Monday, August 2, 2010

What Were They Thinking?

We at Cafe Pyala have sometimes been accused (unfairly) of cynicism. But none of our pointed barbs can ever hope to plumb the depths of shameless opportunism that the following two commercials currently running on our television screens demonstrate.

Here's Habib Oil Mills and part of the late Madam Noor Jehan's family - specifically eldest daughter Zille Huma and granddaughter Sonya Jehan nee Rizvi - exploiting the memory of their legendary mother / grandmother to sell... ghee.

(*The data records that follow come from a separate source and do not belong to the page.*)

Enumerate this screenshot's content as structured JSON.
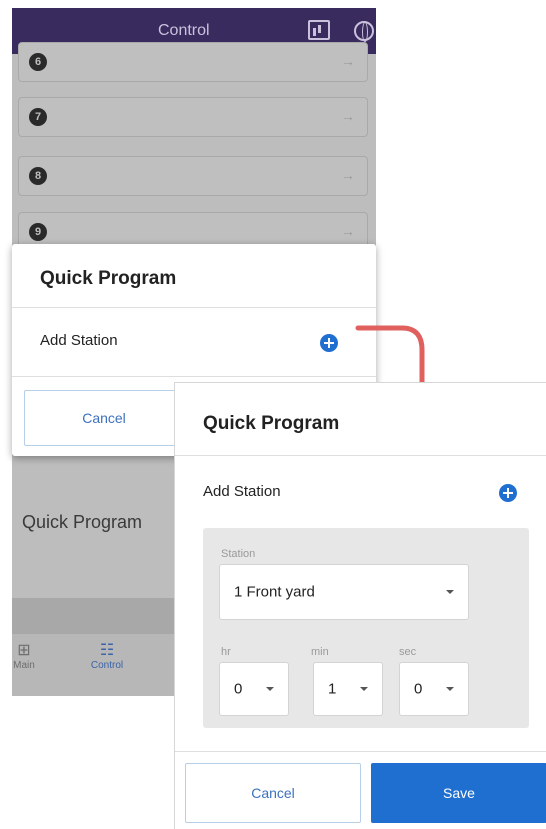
{
  "back_screen": {
    "appbar_title": "Control",
    "rows": [
      {
        "number": "6"
      },
      {
        "number": "7"
      },
      {
        "number": "8"
      },
      {
        "number": "9"
      }
    ],
    "row_arrow": "→",
    "quick_program_text": "Quick Program",
    "nav": {
      "main_label": "Main",
      "control_label": "Control"
    }
  },
  "dialog_small": {
    "title": "Quick Program",
    "add_station_label": "Add Station",
    "cancel_label": "Cancel"
  },
  "dialog_expanded": {
    "title": "Quick Program",
    "add_station_label": "Add Station",
    "station_label": "Station",
    "station_value": "1 Front yard",
    "hr_label": "hr",
    "min_label": "min",
    "sec_label": "sec",
    "hr_value": "0",
    "min_value": "1",
    "sec_value": "0",
    "close_glyph": "✕",
    "cancel_label": "Cancel",
    "save_label": "Save"
  },
  "colors": {
    "appbar": "#3a2b5e",
    "accent": "#1f6fd1",
    "arrow": "#e0605e",
    "overlay": "#bdbdbd"
  }
}
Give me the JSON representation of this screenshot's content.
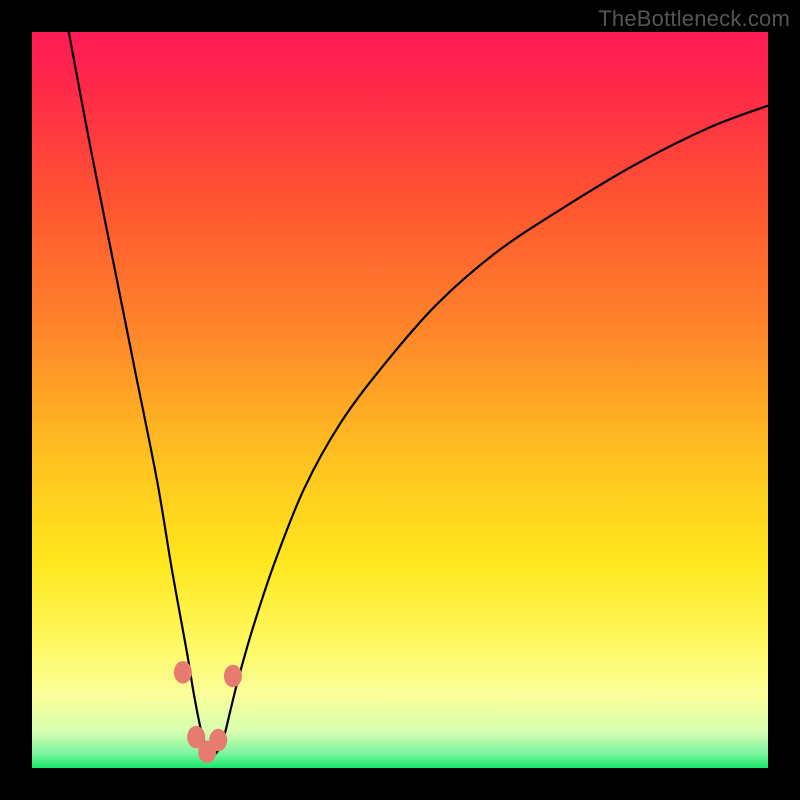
{
  "watermark": "TheBottleneck.com",
  "chart_data": {
    "type": "line",
    "title": "",
    "xlabel": "",
    "ylabel": "",
    "xlim": [
      0,
      100
    ],
    "ylim": [
      0,
      100
    ],
    "gradient_stops": [
      {
        "offset": 0,
        "color": "#ff1a55"
      },
      {
        "offset": 0.08,
        "color": "#ff2a48"
      },
      {
        "offset": 0.25,
        "color": "#ff5a2f"
      },
      {
        "offset": 0.42,
        "color": "#ff8a2a"
      },
      {
        "offset": 0.58,
        "color": "#ffc21f"
      },
      {
        "offset": 0.72,
        "color": "#ffe71e"
      },
      {
        "offset": 0.82,
        "color": "#fff75a"
      },
      {
        "offset": 0.9,
        "color": "#fbff9a"
      },
      {
        "offset": 0.95,
        "color": "#d8ffb0"
      },
      {
        "offset": 0.98,
        "color": "#7df5a0"
      },
      {
        "offset": 1.0,
        "color": "#17e66b"
      }
    ],
    "curve": {
      "description": "V-shaped bottleneck curve; minimum near x≈24, asymmetric, right arm rises with diminishing slope",
      "x": [
        5,
        8,
        11,
        14,
        17,
        19,
        21,
        22,
        23,
        24,
        25,
        26,
        27,
        28,
        30,
        33,
        37,
        42,
        48,
        55,
        63,
        72,
        82,
        92,
        100
      ],
      "y": [
        100,
        84,
        69,
        54,
        39,
        27,
        16,
        10,
        5,
        2,
        2,
        4,
        8,
        12,
        19,
        28,
        38,
        47,
        55,
        63,
        70,
        76,
        82,
        87,
        90
      ]
    },
    "markers": {
      "description": "small salmon dots near trough",
      "color": "#e77b70",
      "radius_px": 9,
      "points": [
        {
          "x": 20.5,
          "y": 13
        },
        {
          "x": 22.3,
          "y": 4.2
        },
        {
          "x": 23.8,
          "y": 2.2
        },
        {
          "x": 25.3,
          "y": 3.8
        },
        {
          "x": 27.3,
          "y": 12.5
        }
      ]
    }
  }
}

Okay, we know that singer Zille Huma and actor Sonya Jehan owe their entire careers to the memory of the illustrious Queen of Melody - Sonya even changed her film industry name to remind people more squarely of her roots - and that another of Madam's daughters, Hina Ejaz Durrani, had also recreated one of her mother's songs for a video sponsored by Mobilink. But boiling down (or should that be frying up?) intimate personal memories to the brand of banaspati the matriarch used looks just a tad like cashing in to me. Especially, especially if this story is not even true. Keep in mind that Dalda Banaspati has been a market leader in the ghee business for ages and the Habib Oil Mills' current position as a major force in the edible oil market has come about only in the last 15 years or so. I'm ready to stand corrected but I'm not even so sure Noor Jehan was such a loyal customer of Habib Banaspati.

The second shamelessly exploitative ad for ghee - what is the deal with hydrogenated oil and shamelessness - features the ever slimy Aamir Liaquat Hussain in a Mezan Banaspati ad that preys on the religious sentiments of the upcoming month of Ramzan.




Does Mezan really need the smug face of a rabid, phoney "doctor" to sell its oil? And isn't this what Aamir Liaquat's been aiming for all his life: making money off religion? He probably made loads from attaching his name to Haj packages but that probably didn't satisfy his desire to have his mug on television. The ad's enough to give anyone indigestion in my opinion.

Actually, I prefer seeing the ending of the alternate version of this ad - which you can see here - in which Mr JaahilOnline tells you about the savings you get (no noble hook about feeding the hungry) and mouths the famous Mezan slogan: "Har cheez Mezan mein achhi lagti hai" (Everything is better in Mezan). It gives me the pleasure of imagining him in a vat of bubbling hot oil.